À la différence de ses déclinaisons françaises, Wageningen est une université nord-européenne localisée sur un site unique, qui offre des formations de type LMD (Licence-Master-Doctorat)) conforme au modèle général de l’enseignement supérieur mondial. Sa gouvernance est en prise directe avec les instituts spécialisés qui la composent. Nous retrouvons cette logique de site dans la structuration des universités de recherche françaises en pôleS de recherche et d’enseignement supérieur (PRES), à partir de 2006, puis en communautés d’universités et établissements (COMUE) à partir de 2013.
QUELQUES EXPÉRIMENTATIONS, MAIS AUCUNE ÉVALUATION
Faute d’avoir pu créer un établissement agronomique unique, le MAA a impulsé, sous l’autorité de Michel Thibier, de nombreuses fusions et regroupements depuis quinze ans. Plusieurs établissements multisites ont ainsi été créés : soit par fusion d’écoles : Agroparistech, Agrocampus Ouest, Vetagrosup, Oniris ; soit par regroupement d’établissements de type PRES (Agreenium) ou de type COMUE (Agreenium-IAVFF). Il serait indispensable d’évaluer l’impact global de ces restructurations. Pour notre part, nous constatons que la création d’un nouvel établissement nécessite, pour fonctionner, des moyens supplémentaires. Ainsi Agreenium-IAVFF, qui a été créé à moyens constants, ne peut pas assumer réellement ses ambitions. Pourquoi la mission initiée par le ministre ne mentionne-t-elle pas l’étude du modèle économique du projet ?
DE TROP NOMBREUSES QUESTIONS EN SUSPENS
Quel serait le mode d’organisation du regroupement des trois établissements ? Quels seraient les liens entre ce regroupement et Agreenium-IAVFF ? Quelles seraient les articulations prévues avec les COMUE, les Régions et les différents les acteurs des territoires ? Quels seraient les moyens supplémentaires engagés dans le projet ? Quelles seraient les synergies possibles avec les autres écoles du MAA ?

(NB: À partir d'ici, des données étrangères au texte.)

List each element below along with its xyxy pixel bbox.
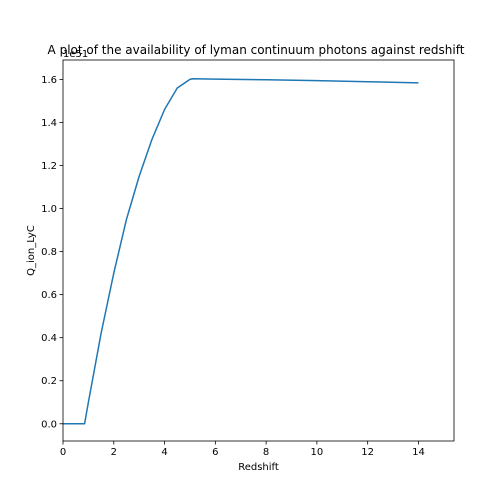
plot-frame: [62, 59, 455, 442]
y-tick-label: 0.0: [41, 419, 57, 430]
chart-title: A plot of the availability of lyman cont…: [48, 43, 465, 57]
y-tick-label: 1.4: [41, 118, 57, 129]
y-tick-label: 0.2: [41, 376, 57, 387]
x-tick-label: 12: [361, 447, 374, 458]
y-axis-label: Q_ion_LyC: [26, 225, 37, 276]
y-axis: 0.0 0.2 0.4 0.6 0.8 1.0 1.2 1.4 1.6: [41, 75, 63, 430]
y-tick-label: 1.2: [41, 161, 57, 172]
y-tick-label: 0.8: [41, 247, 57, 258]
y-tick-label: 0.6: [41, 290, 57, 301]
x-tick-label: 4: [161, 447, 167, 458]
series-line-0: [63, 77, 419, 425]
x-tick-label: 10: [311, 447, 324, 458]
x-tick-label: 14: [412, 447, 425, 458]
plot-area: [63, 77, 419, 425]
x-tick-label: 8: [263, 447, 269, 458]
y-offset-label: 1e51: [63, 49, 88, 60]
y-tick-label: 0.4: [41, 333, 57, 344]
x-tick-label: 2: [111, 447, 117, 458]
x-tick-label: 0: [60, 447, 66, 458]
y-tick-label: 1.0: [41, 204, 57, 215]
x-tick-label: 6: [212, 447, 218, 458]
x-axis: 0 2 4 6 8 10 12 14: [60, 441, 425, 458]
y-tick-label: 1.6: [41, 75, 57, 86]
x-axis-label: Redshift: [238, 462, 279, 473]
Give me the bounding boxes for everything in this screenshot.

DES PERSONNELS DÉBOUSSOLÉS
Quand et comment les personnels de nos établissements pourront-ils discuter de ce projet pour en définir/modifier les contours et les contenus ? Les contraintes budgétaires et les incertitudes relatives à l’avenir des établissements génèrent un mal-être au travail majeur. Le dialogue avec les personnels est le seul moyen d’éviter l’émergence de fortes résistances internes, et au final d’aboutir à un échec.
L’expérience vécue par nos collègues de l’Institut Mines-Télécom (IMT) dans le cadre de la fusion de leurs établissements nous invite à la plus grande réserve. Les tensions générées sont extrêmement vives, et les problèmes non résolus ne cessent de s’accumuler, suscitant beaucoup d’amertume dans une situation de surcharge de travail. L’IMT a subi plusieurs échecs retentissants et inattendus particulièrement douloureux pour le personnel : IMT1, pression de Mines ParisTech contre l’intégration des autres école (uniquement association) ; IMT2, finalement vote du CA Mines ParisTech très majoritairement contre l’intégration de l’école à l’IMT (voir Improvisation et Technocratie pour l’Enseignement et la Recherche (ITER) : la fusion à la mode IMT.)
UN IMPÉRIEUX BESOIN D’ARGUMENTAIRE ÉTAYÉ
A la veille de l’évaluation de ce projet par les instances des établissements, aucun des arguments avancés par le Ministère n’est actuellement étayé : Quelle est l’analyse des besoins scientifiques-et-sociétaux non-satisfaits par le dispositif actuel ? Quel est le bilan de l’ensemble des restructurations engagées ? Quel est l’impact attendu du projet (analyse swot) ? Quel est le modelé économique du projet ? Pour mémoire la restructuration des sites universitaires est associée au programme investissements d’avenir (PIA : IDEX, Labex, Equipex, IHU, EUR, etc.).